Airy and glowing like the sunbeams of the album’s namesake, Parks’s voice carries the listener to another trial on the dreamy pop track “Green Eyes.” Here, she details the loss of a relationship plagued by unaccepting parents and sheltered sexuality, with songwriting credits and background vocals from Clairo. 

Parks, who is openly bisexual, sings, “Of course I know why we lasted two months / Could not hold my hand in public / Felt their eyes judging our love and baying for blood.” Its breezy and warm instrumentation are meant to “uplift and comfort those going through hard times,” according to Parks. Her ability to find the sunny undersides of even the darkest struggles shines, a key element that prevents Collapsed in Sunbeams from feeling too heavy to enjoy.  

The sleepy and beautiful “Eugene,” which found its way onto one of Michelle Obama’s summer playlists last August, narrates the sting of falling for your best friend who falls for someone else. Parks reflects, “Hey, I know I’ve been a little bit off and that’s my mistake / I kind of fell half in love and you’re to blame / I guess I just forgot that we’ve been mates since day.” 

It’s both a highly personal narrative and yet something anyone can find resonant. Maybe we’ve all had our own version of “Eugene,” someone who disrupts something good and leaves us feeling detached from the familiar. With tucked in spoken-word pieces like the titular “Collapsed in Sunbeams” and “Black Dog Poem,” Parks further immerses the listener in her stories and provides a kind of intimacy and specificity sometimes missing from mainstream bedroom pop.    
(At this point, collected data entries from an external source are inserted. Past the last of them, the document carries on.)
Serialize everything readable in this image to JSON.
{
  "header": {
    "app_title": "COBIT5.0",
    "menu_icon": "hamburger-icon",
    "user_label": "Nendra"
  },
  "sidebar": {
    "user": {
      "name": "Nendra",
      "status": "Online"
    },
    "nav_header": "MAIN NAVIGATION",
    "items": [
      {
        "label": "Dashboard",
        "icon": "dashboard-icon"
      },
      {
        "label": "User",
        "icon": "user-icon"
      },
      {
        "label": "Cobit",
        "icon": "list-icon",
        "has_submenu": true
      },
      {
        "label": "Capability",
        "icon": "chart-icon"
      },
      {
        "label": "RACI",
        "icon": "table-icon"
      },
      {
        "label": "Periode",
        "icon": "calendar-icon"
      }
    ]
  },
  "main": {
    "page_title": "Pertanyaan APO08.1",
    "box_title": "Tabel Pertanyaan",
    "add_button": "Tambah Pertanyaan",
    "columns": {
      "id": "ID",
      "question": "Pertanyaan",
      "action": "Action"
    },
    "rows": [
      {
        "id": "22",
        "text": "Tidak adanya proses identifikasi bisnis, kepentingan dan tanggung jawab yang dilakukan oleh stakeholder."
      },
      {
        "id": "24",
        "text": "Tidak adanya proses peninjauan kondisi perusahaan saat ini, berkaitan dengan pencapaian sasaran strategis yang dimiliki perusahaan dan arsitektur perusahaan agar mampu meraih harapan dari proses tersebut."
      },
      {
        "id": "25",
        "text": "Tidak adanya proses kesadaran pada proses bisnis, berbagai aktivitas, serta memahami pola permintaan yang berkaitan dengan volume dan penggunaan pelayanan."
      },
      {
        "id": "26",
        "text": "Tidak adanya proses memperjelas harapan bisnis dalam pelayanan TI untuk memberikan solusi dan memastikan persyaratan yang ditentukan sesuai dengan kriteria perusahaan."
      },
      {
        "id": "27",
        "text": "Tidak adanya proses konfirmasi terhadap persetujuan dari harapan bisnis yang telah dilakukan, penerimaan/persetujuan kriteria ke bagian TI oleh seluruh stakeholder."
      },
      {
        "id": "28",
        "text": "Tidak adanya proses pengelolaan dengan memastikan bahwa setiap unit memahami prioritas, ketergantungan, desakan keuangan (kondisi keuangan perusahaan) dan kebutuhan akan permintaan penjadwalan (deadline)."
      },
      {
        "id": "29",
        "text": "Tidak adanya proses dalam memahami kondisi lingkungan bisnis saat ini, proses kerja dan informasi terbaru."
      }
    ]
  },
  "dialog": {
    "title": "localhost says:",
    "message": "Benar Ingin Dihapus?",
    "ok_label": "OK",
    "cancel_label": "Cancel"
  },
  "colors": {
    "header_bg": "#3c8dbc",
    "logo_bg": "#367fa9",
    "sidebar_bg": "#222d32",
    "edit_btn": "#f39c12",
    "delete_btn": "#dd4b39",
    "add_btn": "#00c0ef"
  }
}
Parks has grown since “Cola,” still serving snapshots of inner turmoil and love but with matured sound and production. The tracks “Too Good” and “Portra 400,” which Paul Epworth (Adele, Florence + the Machine) produced, evoking the coming-of-age, end credit vibrance Parks says she dreamed of in an interview with Apple Music

She’s no longer a 17-year-old making beats in a nameless London flat, but Parks’s music today is no less disarmingly sincere. Collapsed in Sunbeams is a melancholic journey through youth, promising a bright future of storytelling and vulnerability for Parks.